Pod koniec czołowej dziesiątki - na dziewiątym miejscu - uplasował się Piotr Żyła. On również dwa razy latał za czerwoną linię (214 i 203 metry). Co ciekawe, wiślanin podkreśla, że ta druga próba była bardziej udana - choć krótsza:

- Skok był dobry, lepszy niż ten pierwszy - mimo że wtedy miałem dużo korzystniejsze warunki. Zabrakło powietrza, które można było złapać, żeby odlecieć - tak czasem bywa, nie ma noszenia. Ale i tak jestem zadowolony ze swoich skoków - ocenił Żyła.

Po raz kolejny swój rekord życiowy poprawił Jan Ziobro, który w serii próbnej uzyskał 216 metrów. W konkursie nie latał już tak daleko (193 i 210 m). Zapytany przez reportera TVP o różnicę pomiędzy skokami na odległość 200 i 216 metrów, odpowiedział błyskotliwie:

- To różnica tak średnio szesnastu metrów - przyznał, dodając od razu: - To jest już odczuwalne.

Dwunasta lokata jest dla Ziobry najlepszym wynikiem w zawodach Pucharu Świata od ponad trzech lat - ostatnio wyżej (na szóstym miejscu) był w Wiśle w styczniu 2014 roku. Teraz jego forma jednak rośnie.

- Spodziewałem się, że będę tu dobrze skakać; nie mogłem się doczekać tych lotów. Pierwszy skok przyszło mi oddać w ciężkich warunkach, drugi już w lepszych. W pierwszej serii na pewno można by było skoczyć dalej, ale skok był dobry. Mimo warunków potrafiłem zająć dobrą lokatę. Ziściło się moje marzenie, pobiłem rekord. Jutro też będę walczyć - zapowiedział.

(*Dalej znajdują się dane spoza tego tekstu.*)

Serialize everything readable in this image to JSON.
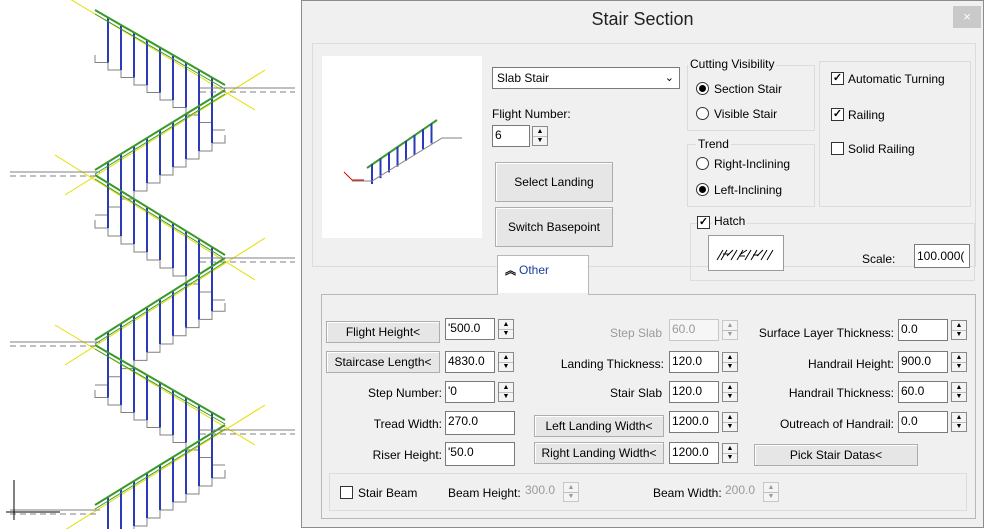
{
  "dialog": {
    "title": "Stair Section",
    "close_glyph": "×"
  },
  "stair_type": {
    "selected": "Slab Stair"
  },
  "flight_number": {
    "label": "Flight Number:",
    "value": "6"
  },
  "buttons": {
    "select_landing": "Select Landing",
    "switch_basepoint": "Switch Basepoint",
    "pick_stair_datas": "Pick Stair Datas<"
  },
  "cutting_visibility": {
    "title": "Cutting Visibility",
    "section_stair": "Section Stair",
    "visible_stair": "Visible Stair"
  },
  "trend": {
    "title": "Trend",
    "right_inclining": "Right-Inclining",
    "left_inclining": "Left-Inclining"
  },
  "options": {
    "automatic_turning": "Automatic Turning",
    "railing": "Railing",
    "solid_railing": "Solid Railing"
  },
  "hatch": {
    "label": "Hatch",
    "scale_label": "Scale:",
    "scale_value": "100.000("
  },
  "tab": {
    "label": "Other",
    "icon": "double-chevron-up-icon"
  },
  "params": {
    "flight_height": {
      "label": "Flight Height<",
      "value": "'500.0"
    },
    "staircase_length": {
      "label": "Staircase Length<",
      "value": "4830.0"
    },
    "step_number": {
      "label": "Step Number:",
      "value": "'0"
    },
    "tread_width": {
      "label": "Tread Width:",
      "value": "270.0"
    },
    "riser_height": {
      "label": "Riser Height:",
      "value": "'50.0"
    },
    "step_slab": {
      "label": "Step Slab",
      "value": "60.0"
    },
    "landing_thickness": {
      "label": "Landing Thickness:",
      "value": "120.0"
    },
    "stair_slab": {
      "label": "Stair Slab",
      "value": "120.0"
    },
    "left_landing_width": {
      "label": "Left Landing Width<",
      "value": "1200.0"
    },
    "right_landing_width": {
      "label": "Right Landing Width<",
      "value": "1200.0"
    },
    "surface_layer_thickness": {
      "label": "Surface Layer Thickness:",
      "value": "0.0"
    },
    "handrail_height": {
      "label": "Handrail Height:",
      "value": "900.0"
    },
    "handrail_thickness": {
      "label": "Handrail Thickness:",
      "value": "60.0"
    },
    "outreach_of_handrail": {
      "label": "Outreach of Handrail:",
      "value": "0.0"
    }
  },
  "beam": {
    "stair_beam": "Stair Beam",
    "beam_height_label": "Beam Height:",
    "beam_height_value": "300.0",
    "beam_width_label": "Beam Width:",
    "beam_width_value": "200.0"
  },
  "colors": {
    "railing_green": "#3a9a28",
    "baluster_blue": "#2a3ab8",
    "guide_yellow": "#e0e000",
    "stair_grey": "#808080"
  }
}
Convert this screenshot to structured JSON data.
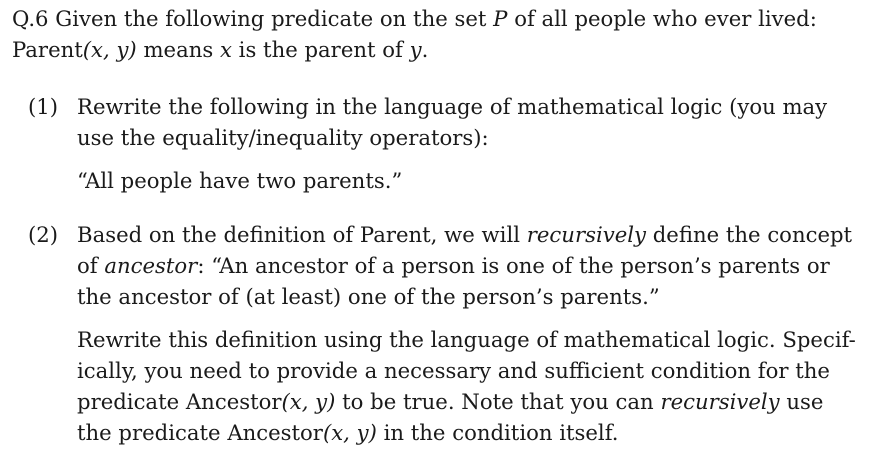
{
  "question": {
    "number": "Q.6",
    "intro_line1_a": "Given the following predicate on the set",
    "set_symbol": "P",
    "intro_line1_b": "of all people who ever lived:",
    "parent_pred": "Parent",
    "args": "(x, y)",
    "means": "means",
    "x": "x",
    "is_the_parent_of": "is the parent of",
    "y": "y",
    "period": "."
  },
  "part1": {
    "label": "(1)",
    "line1": "Rewrite the following in the language of mathematical logic (you may",
    "line2": "use the equality/inequality operators):",
    "quote": "“All people have two parents.”"
  },
  "part2": {
    "label": "(2)",
    "line1": "Based on the definition of Parent, we will",
    "line1_em": "recursively",
    "line1_end": "define the concept",
    "line2_a": "of",
    "line2_em": "ancestor",
    "line2_b": ": “An ancestor of a person is one of the person’s parents or",
    "line3": "the ancestor of (at least) one of the person’s parents.”",
    "p2_line1": "Rewrite this definition using the language of mathematical logic. Specif-",
    "p2_line2": "ically, you need to provide a necessary and sufficient condition for the",
    "p2_line3_a": "predicate",
    "ancestor_pred": "Ancestor",
    "p2_line3_args": "(x, y)",
    "p2_line3_b": "to be true. Note that you can",
    "p2_line3_em": "recursively",
    "p2_line3_c": "use",
    "p2_line4_a": "the predicate",
    "p2_line4_args": "(x, y)",
    "p2_line4_b": "in the condition itself."
  }
}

O ile Ziobro prezentuje coraz lepszą dyspozycję, to Maciej Kot od pewnego czasu notuje spadek formy - dziś był osiemnasty (188,5 i 204 m). Zakopiańczyk wraz ze sztabem szkoleniowym szuka przyczyn takiego stanu rzeczy:

- Próbujemy wszystkiego; dziś było ciut lepiej, ale po wyniku widać, że nie jest to jeszcze to, co powinno - mówi Kot, który nie chce zrzucać winy na podmuchy wiatru. - Przeliczniki nie są do końca adekwatne do warunków, jednak i tak ci, co skaczą najlepiej, wygrywają.

W zawodach punktował także Dawid Kubacki - on jednak ani razu nie doleciał do punktu K, uzyskując 183,5 oraz 188 metrów.

- Wiaterek dawał się we znaki, najbardziej za progiem. To przeszkadza w utrzymywaniu wysokości - za bardzo bliżamy się do buli i później nie ma już z czego lecieć. To skakanie mniej przyjemne niż zwykle - ocenił zawodnik z Szaflar.

Szósty z naszych reprezentantów, Stefan Hula, zakończył konkurs na 36. miejscu (163,5 metra).